17.10.13

Los bigotes de Lang



Lang era bien proporcionado, delgado, esbelto, blanco y rubio. Tenía ojos azules, unos mostachos ondulados de antiguo galo, los bigotes más soberbios e impresionantes que nunca he visto; debajo de ellos, unos dientes de perla y, como muchos obreros de las barriadas, tenía una hermosa voz bien modulada a la que sacaba mucho partido cantando vibrantes canciones de amor.

Recibía más cartas que un ministro y las contestaba todas. A cada una de sus enamoradas le escribía interminables epístolas llenas de heroísmos imaginarios y de conmovedoras romanzas para que se estremeciesen y llorasen de emoción. En cada carta deslizaba una foto suya y siempre estaba pidiéndome que le fotografiara en nuevas poses, montando guardia en el retén, haciéndose el zuavo, con la bayoneta calada, a punto de lanzar una granada desde un cráter de obús, cortando alambradas, tendido junto a un cadáver enemigo como si estuviesen luchando cuerpo a cuerpo. Como soldado, era de risa. Le daba jaqueca, todo lo veía negro, era francamente insoportable, neurasténico perdido.

Un día el capitán me mandó llamar para preguntarme si tenía en la sección de asalto voluntaria algún hombre de confianza, para cabo en intendencia, alguien que supiese leer, escribir, contar, que fuese diligente y pasablemente honrado, al menos, en materia de vino. Pensé enseguida en Lang y se lo propuse.

Aquella misma tarde Lang se instaló junto al cochero del carro de la 6a compañía que había de conducirle a Bus, a unos cuantos kilómetros en retaguardia, una pacífica aldea en donde se distribuían las provisiones. Allí se quedaría permanentemente. Le enorgullecían sus galones de cabo pero, sobre todo, estaba contento de alejarse del frente. Dos o tres compañeros fuimos a despedirlo, a darle toda clase de consejos, confiarle cartas para el correo civil y encargarle varios recados.

Bus, que no había sido bombardeada en toda la guerra, lo fue aquella noche por primera vez, y el primer obús alemán cayó precisamente sobre el carro de la 6a compañía en el momento en que desembocaba en la plaza del Mercado, haciendo papilla al caballo, al cochero y a Lang, que volaron por los aires. Recogieron dos o tres cazos de pedazos pequeños y envolvieron los pocos trozos grandes que encontraron en una lona de tienda. Dimos sepultura a Lang, al cochero y a la carne de caballo, todo mezclado, y colocamos una cruz de madera sobre el túmulo.

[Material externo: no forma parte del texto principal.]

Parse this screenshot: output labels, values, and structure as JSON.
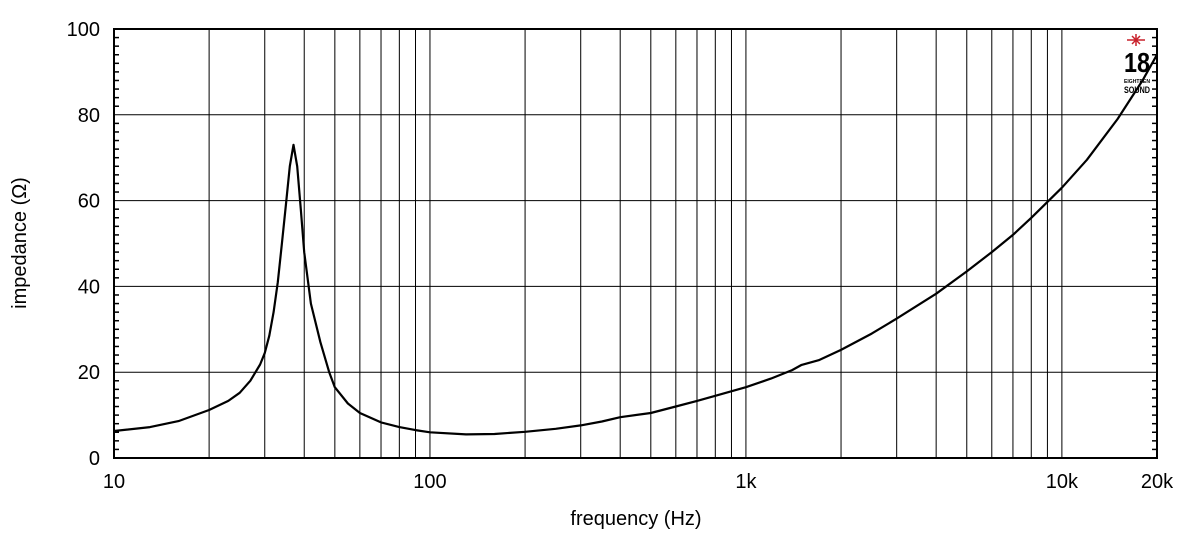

Pero al regresar del cementerio alguien se fijó en los mostachos de Lang que flotaban en la brisa de la mañana, pegados a una fachada, sobre una barbería. Hubo que sacar una escalera, subir a desengancharlos, envolver los absurdos pelos ensangrentados en un pañuelo, regresar al cementerio, cavar un agujero y enterrarlos con lo demás. Luego regresamos a nuestras líneas con el estómago revuelto.